The Boluarte regime has offered not even a hint of democratic or social reforms. Instead, the Peruvian ruling class and US imperialism are following a similar script to that of the 2019 coup against Evo Morales in Bolivia.
Concluding that Morales and his Movement Toward Socialism (MAS) party had become discredited and were increasingly unable to contain social opposition, Washington set out to overthrow them. The Organization of American States (OAS), an appendix of the State Department, claimed that Morales had perpetrated electoral fraud, which led to demands by the right-wing parties, the military and even the pro-MAS Bolivian Workers Central (COB) for his resignation.

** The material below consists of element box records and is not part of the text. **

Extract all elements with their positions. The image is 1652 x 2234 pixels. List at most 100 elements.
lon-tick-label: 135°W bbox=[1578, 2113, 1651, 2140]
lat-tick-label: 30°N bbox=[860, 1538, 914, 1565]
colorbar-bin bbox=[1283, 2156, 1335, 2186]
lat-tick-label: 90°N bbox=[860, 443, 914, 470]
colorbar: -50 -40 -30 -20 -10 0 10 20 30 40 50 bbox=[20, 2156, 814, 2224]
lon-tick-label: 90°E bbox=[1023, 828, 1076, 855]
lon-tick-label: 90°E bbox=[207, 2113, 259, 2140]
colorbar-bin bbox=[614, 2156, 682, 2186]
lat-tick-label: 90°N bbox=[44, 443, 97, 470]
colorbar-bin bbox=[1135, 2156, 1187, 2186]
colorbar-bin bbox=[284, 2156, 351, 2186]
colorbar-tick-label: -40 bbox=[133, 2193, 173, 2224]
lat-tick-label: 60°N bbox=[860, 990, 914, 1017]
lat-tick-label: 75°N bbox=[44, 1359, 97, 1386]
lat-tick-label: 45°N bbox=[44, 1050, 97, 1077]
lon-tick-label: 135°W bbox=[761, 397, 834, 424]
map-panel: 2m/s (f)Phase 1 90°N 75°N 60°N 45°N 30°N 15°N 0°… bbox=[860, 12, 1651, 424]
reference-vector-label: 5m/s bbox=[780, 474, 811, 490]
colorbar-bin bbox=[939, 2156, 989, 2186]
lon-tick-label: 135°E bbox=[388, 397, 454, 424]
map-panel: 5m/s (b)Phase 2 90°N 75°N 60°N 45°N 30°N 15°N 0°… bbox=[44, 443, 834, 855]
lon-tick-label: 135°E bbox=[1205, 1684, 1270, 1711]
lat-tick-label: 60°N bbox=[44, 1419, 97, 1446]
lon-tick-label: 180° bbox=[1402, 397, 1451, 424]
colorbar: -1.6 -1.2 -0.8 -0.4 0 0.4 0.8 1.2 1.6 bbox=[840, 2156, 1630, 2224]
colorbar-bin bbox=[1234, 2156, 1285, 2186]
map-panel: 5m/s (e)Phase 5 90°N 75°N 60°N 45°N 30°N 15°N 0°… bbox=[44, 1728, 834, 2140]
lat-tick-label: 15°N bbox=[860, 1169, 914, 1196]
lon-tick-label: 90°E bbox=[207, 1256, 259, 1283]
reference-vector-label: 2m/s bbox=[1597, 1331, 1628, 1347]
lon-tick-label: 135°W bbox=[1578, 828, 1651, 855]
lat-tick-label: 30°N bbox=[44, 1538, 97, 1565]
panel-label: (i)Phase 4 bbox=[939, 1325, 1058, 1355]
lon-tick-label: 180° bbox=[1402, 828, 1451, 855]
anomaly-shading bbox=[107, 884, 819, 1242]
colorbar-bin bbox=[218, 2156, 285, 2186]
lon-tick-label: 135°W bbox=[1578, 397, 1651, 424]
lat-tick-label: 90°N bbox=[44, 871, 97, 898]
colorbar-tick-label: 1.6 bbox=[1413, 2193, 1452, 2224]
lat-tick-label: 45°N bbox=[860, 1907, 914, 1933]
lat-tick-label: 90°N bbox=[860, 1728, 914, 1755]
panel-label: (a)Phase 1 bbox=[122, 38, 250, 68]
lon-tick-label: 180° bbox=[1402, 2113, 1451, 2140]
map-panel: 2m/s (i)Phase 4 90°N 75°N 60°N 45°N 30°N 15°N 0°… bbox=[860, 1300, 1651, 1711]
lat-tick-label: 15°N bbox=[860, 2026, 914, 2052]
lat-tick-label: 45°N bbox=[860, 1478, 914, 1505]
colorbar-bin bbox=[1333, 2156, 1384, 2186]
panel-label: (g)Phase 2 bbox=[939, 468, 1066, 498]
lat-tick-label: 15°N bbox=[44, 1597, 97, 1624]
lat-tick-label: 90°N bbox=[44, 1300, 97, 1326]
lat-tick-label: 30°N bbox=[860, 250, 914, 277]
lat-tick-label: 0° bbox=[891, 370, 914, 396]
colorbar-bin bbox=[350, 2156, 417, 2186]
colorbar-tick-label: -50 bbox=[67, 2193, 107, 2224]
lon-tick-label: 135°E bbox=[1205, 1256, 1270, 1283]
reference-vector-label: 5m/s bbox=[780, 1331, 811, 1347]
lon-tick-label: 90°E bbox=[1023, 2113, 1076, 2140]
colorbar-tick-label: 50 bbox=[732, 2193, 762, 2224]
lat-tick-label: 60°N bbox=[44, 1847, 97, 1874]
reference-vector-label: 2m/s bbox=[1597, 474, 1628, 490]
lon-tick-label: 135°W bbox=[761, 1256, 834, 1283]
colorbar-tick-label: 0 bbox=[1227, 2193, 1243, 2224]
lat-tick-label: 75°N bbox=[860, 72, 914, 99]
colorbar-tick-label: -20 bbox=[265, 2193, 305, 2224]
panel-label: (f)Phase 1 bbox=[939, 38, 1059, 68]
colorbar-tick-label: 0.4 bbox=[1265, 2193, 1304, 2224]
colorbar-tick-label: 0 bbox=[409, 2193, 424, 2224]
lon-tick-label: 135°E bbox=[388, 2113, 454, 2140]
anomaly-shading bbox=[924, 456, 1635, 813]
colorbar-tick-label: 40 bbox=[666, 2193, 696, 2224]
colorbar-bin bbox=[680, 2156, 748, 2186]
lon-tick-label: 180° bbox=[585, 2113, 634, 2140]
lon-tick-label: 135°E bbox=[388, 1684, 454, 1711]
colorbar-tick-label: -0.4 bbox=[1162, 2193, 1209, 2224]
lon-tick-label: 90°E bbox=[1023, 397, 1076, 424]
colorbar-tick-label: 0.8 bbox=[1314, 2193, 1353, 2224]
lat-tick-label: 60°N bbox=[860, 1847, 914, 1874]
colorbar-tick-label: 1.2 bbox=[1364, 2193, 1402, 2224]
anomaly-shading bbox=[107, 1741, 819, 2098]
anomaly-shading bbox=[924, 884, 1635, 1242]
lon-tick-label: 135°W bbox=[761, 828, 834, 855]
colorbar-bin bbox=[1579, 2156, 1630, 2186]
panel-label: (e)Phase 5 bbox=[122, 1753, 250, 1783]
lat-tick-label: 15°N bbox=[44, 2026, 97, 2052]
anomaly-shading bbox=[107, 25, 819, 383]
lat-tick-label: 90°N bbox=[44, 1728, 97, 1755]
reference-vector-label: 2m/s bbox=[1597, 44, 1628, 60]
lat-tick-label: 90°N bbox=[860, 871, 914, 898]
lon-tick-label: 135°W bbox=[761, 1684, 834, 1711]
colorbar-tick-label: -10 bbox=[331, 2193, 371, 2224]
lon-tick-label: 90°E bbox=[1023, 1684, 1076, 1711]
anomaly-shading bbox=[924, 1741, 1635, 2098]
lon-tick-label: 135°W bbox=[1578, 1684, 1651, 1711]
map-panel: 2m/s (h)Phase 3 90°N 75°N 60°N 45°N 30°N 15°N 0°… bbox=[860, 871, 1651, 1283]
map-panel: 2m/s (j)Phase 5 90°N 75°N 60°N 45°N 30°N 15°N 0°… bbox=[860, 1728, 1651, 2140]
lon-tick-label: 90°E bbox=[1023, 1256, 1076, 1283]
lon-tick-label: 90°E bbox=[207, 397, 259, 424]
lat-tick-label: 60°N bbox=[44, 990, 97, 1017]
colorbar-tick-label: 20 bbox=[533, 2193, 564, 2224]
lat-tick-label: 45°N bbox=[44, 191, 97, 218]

The resignation of Morales, who escaped to Mexico, set the stage for brutal massacres with the use of live ammunition, and mass arrests against demonstrators under the US-backed coup regime of Jeanine Áñez. Eleven months later, in the face of mass demands for new elections, the MAS was restored to power under Luis Arce in October 2020. Little more than two years later, he now faces renewed coup threats from the far right, while popular support for his government has recently fallen from 47 to 40 percent, according to a poll that cites inflation and “instability” as the main reasons.
In Peru, days before the December 7 coup, the OAS explicitly rejected giving any support to Castillo against a trumped-up impeachment drive. The US Embassy then took the initiative, denouncing Castillo’s preemptive attempt to dissolve Congress, while signaling to the military and police to oppose Castillo. Congress, Washington and the European Union then swiftly acknowledged Boluarte as the new president.
The experience with Castillo in Peru, just as with the MAS in Bolivia, Gabriel Boric in Chile and their counterparts elsewhere, demonstrates that the second “Pink Tide” in Latin America is nothing but a card being played by the capitalist ruling elites to buy time and prepare for dictatorship as they continue to impose the deepening crisis of global capitalism onto the backs of workers.
Capitalism can provide no progressive way out of the present crisis. Despite Peru’s enormous mineral and agricultural wealth, the COVID-19 pandemic, inflation and the crisis of grains and fertilizers due to the war in Ukraine have demonstrated the country’s dependence on the global economy.